The OTT service intends to offer thousands of hours of exclusive content across 40-plus genres, including Science, Adventure, Food and Lifestyle, in eight Indian languages, including Hindi, English, Tamil, Telugu, Malayalam, Kannada, Bengali and Marathi. Discovery Plus will offer its premium subscribers a large selection of "never-seen-before" Premium Discovery titles, documentaries, India originals, and exclusive acquisitions. On the other hand, the free users of the app will have access to the Discovery library. Additionally, ‘Shorts', a feature curated for the digital platform, will stream hundreds of free short-form videos.

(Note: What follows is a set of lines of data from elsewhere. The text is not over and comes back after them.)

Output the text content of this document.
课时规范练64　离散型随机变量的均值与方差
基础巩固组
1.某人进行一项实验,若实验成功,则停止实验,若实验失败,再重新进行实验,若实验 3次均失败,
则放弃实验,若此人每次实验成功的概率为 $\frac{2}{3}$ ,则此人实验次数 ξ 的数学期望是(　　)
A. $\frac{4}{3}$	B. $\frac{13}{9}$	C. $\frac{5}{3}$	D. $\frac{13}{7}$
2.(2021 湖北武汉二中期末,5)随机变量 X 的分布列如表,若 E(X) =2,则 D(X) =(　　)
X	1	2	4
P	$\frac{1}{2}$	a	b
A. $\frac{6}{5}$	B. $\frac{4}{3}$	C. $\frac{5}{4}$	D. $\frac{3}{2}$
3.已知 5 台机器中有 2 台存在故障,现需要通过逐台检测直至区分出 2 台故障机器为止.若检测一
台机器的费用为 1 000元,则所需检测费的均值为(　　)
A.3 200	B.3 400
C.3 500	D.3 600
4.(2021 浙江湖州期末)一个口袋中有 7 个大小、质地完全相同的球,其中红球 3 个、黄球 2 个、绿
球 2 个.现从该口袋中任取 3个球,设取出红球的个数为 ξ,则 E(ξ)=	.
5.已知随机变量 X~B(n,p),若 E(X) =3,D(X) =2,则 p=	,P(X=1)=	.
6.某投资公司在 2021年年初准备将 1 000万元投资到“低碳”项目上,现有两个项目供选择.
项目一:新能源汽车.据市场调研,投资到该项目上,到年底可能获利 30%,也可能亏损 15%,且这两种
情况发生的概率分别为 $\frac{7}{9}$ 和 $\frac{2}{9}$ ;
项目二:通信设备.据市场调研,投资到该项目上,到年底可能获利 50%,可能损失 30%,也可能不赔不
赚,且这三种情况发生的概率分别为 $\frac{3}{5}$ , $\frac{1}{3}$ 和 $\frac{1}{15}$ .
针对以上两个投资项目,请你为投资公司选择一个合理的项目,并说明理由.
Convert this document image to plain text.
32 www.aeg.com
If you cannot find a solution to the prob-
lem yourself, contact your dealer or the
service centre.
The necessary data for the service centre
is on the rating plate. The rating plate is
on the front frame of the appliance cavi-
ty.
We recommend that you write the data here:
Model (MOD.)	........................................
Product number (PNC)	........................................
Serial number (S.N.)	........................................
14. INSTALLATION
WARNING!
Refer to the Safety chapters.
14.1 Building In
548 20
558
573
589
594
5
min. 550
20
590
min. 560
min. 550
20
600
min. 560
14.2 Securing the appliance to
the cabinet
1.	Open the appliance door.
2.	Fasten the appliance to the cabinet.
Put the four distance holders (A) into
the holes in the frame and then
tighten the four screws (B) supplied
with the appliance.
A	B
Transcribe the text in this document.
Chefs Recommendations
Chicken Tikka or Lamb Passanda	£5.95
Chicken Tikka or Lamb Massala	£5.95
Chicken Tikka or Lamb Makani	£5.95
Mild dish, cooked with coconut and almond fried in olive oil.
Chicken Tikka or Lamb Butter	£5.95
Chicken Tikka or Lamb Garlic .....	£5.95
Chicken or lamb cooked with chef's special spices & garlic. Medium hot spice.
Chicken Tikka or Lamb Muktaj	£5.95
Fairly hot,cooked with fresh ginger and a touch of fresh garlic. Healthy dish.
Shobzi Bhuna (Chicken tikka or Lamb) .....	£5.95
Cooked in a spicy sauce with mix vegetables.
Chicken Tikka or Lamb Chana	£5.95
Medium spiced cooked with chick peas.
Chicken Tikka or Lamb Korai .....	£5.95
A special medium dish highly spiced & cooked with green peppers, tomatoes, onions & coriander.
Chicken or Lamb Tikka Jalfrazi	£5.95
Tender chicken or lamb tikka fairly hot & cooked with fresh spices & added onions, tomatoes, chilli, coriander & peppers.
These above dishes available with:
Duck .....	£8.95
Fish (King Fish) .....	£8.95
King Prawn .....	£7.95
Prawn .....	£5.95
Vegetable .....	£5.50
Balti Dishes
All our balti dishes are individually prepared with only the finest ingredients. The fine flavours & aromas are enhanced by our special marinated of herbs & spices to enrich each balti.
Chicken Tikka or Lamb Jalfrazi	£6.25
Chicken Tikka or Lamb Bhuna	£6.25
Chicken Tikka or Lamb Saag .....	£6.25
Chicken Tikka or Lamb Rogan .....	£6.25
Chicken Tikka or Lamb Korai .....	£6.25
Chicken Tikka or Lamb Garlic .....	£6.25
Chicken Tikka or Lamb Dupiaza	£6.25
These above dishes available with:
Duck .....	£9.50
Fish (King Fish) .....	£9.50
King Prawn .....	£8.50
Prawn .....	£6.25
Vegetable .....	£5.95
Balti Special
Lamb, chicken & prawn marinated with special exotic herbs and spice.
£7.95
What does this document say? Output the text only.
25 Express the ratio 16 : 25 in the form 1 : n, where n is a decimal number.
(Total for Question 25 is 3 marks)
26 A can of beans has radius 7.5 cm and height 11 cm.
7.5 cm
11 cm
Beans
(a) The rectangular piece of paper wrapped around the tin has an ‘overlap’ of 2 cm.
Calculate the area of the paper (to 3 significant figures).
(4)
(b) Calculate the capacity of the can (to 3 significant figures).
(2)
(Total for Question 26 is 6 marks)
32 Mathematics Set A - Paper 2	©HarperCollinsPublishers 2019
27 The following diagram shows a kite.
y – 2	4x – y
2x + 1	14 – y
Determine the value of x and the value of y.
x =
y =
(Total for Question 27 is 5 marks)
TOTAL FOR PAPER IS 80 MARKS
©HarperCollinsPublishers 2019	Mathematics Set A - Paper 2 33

Discovery will monetise the content through both advertising and subscriptions, informs Issac John, business head – digital (South Asia), Discovery. He adds, "People pay for premium content that is safe and not available elsewhere. Now when it comes to advertising, today, if an FMCG wants to buy content or ad spots in fiction, there are 150 such options available. But if you want to target communities passionate about food or travel or auto or lifestyle, we have emerged as a very strong alternative proposition in the world of chaos, fiction, make-beliefs."
About the interface of Discovery Plus, John says that they have drawn a lot of inspiration from the way viewers consume content on Facebook and YouTube, the mediums that are pioneering short-form content. The idea, he says, is to present the platform in a manner that the users are accustomed to.
As the digital platform’s presence grows in India, will it take away the core user base of linear television channel? "Why would it?," counters Tata. "There are broadcasters already running their OTT platforms in India, I don't think their television viewership has got hit due to that...," she concludes.